De toute façon, tu as encore de la force pour retrouver ton chemin avant de tomber de sommeil. Alors tu continues d'arpenter cette terre nouvelle, l'esprit trop confus et pas assez libre pour jubiler en découvrant chaque détail, chaque trésor, chaque cadeau que puisse t'offrir cette carte neuve, et tu pries silencieusement la lune espiègle de te guider vers le chemin d'origine, et de cesser de s'amuser de toi, perdu, faible et petit face à sa noblesse céleste, et puis tu ralentis l'allure, parce que les étoiles chantent de toute façon, et que te presser ne t'aidera pas beaucoup, surtout si tu es en train de t'enfoncer dans ces parages inconnues au lieu de retrouver ton vent rassurant et familier. L'air ici ne te dit rien de toute façon. Et parce qu'il accompagne ton état, paumé et désespéré, tu le trouves infiniment amer. Sauf qu'il te semble prendre du goût, une contenance tiède et fruitée, et tu le laisses envahir tes poumons avec un peu de satisfaction au moins, quand tu t'aperçois que tu n'es pas seul dans le coin.
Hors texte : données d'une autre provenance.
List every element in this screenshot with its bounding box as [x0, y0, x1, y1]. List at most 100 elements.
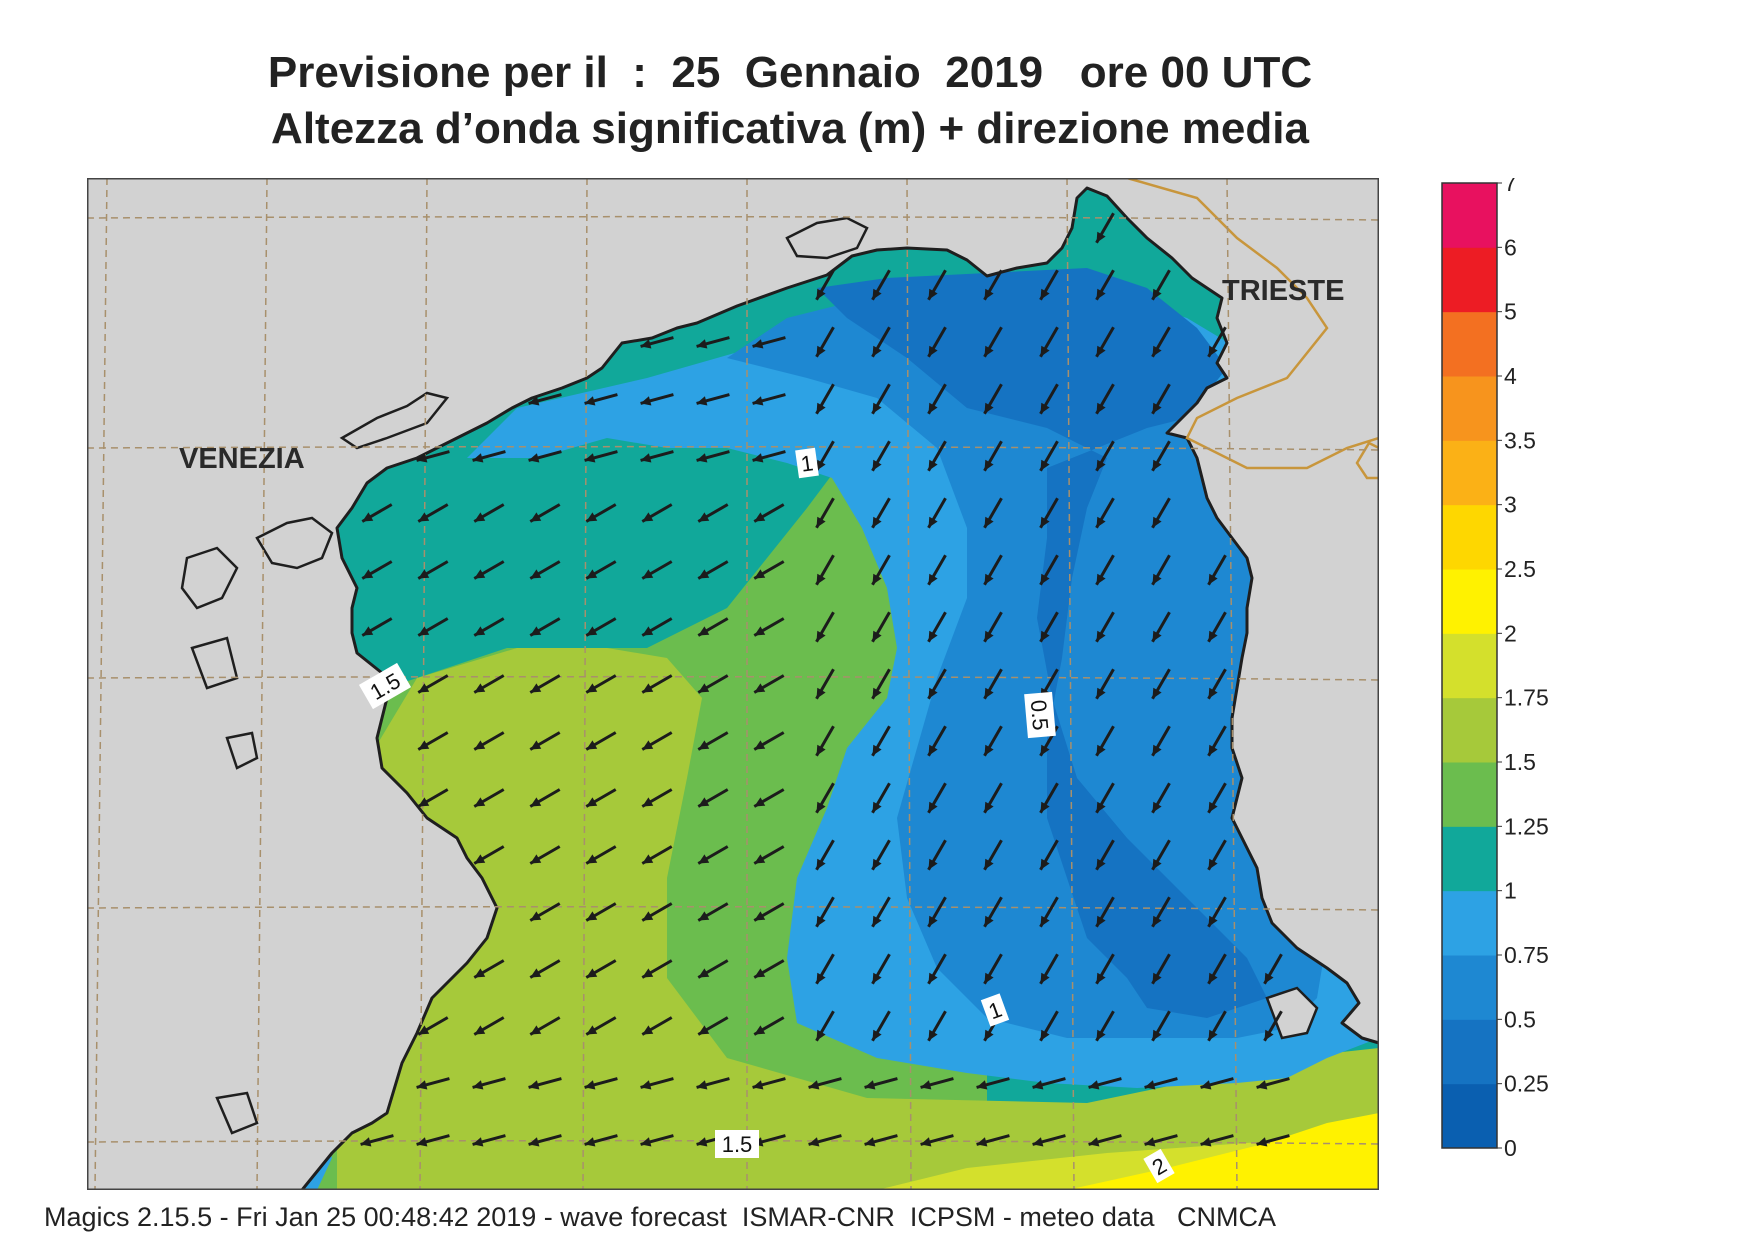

Un mégot de cigarette qui vient de voler à côté de toi, tu le suis des yeux avant de lever la tête vers cette douce présence que tu viens de sentir, et qui vient de faire perdre son sourire à la lune malicieuse. Le sourire, c'est cette petite lumière qui s'est plantée face à toi qui l'a. Et tu as l'impression que ça t'éclaire sur le coup. Une demoiselle au charme légèrement diapré, un petit arc-en-ciel nuancé à tes yeux. « T'es perdu, toi aussi ? Ou c'est juste une impression que j'ai ? » Tu lui réponds par un petit sourire, à l'image du sien, de toute façon ça doit se voir, à ton air un petit peu crispé, que t'es pas totalement serein, là, maintenant. Elle-même a l'air bien plus à l'aise que toi. Alors, pas besoin de dépenser quelques mots. A ta tête et à ton sourire elle doit bien comprendre que personne ne pourrait être plus perdu que tu l'es en ce moment. « Je m'appelle mad, au fait et toi, c'est comment ? » Tu baisses la tête et regardes tes pieds quelques secondes. Mad c'est joli. Ton prénom à toi, il est juste complètement absurde. Tu relèves les yeux vers elle et tu lui souris une seconde fois, un peu plus timidement. « Némo. Avec un accent sur le e. Tu peux rire maintenant, ça sera fait, comme ça. » Ton ton n'avait rien d'agressif, il était plutôt hésitant, farouche, au pire, tu aurais pu le dire l'air froid aussi. Mais agressif, jamais. Et puis tu soupires. Un peu penaud quelque part. Et puis tu lèves les yeux vers le ciel, cette toile éclatante. « Il doit être vraiment tard, ça m'inquiète. » Dans d'autres circonstances, tu aurais gardé le silence face à quiconque, même face à la même personne, à ce même éclat quelque peu bigarré, mais là, tu sens bien que tu vas devoir faire des efforts pour participer au dialogue, parce que la nuit te semble bien plus menaçante que d'habitude.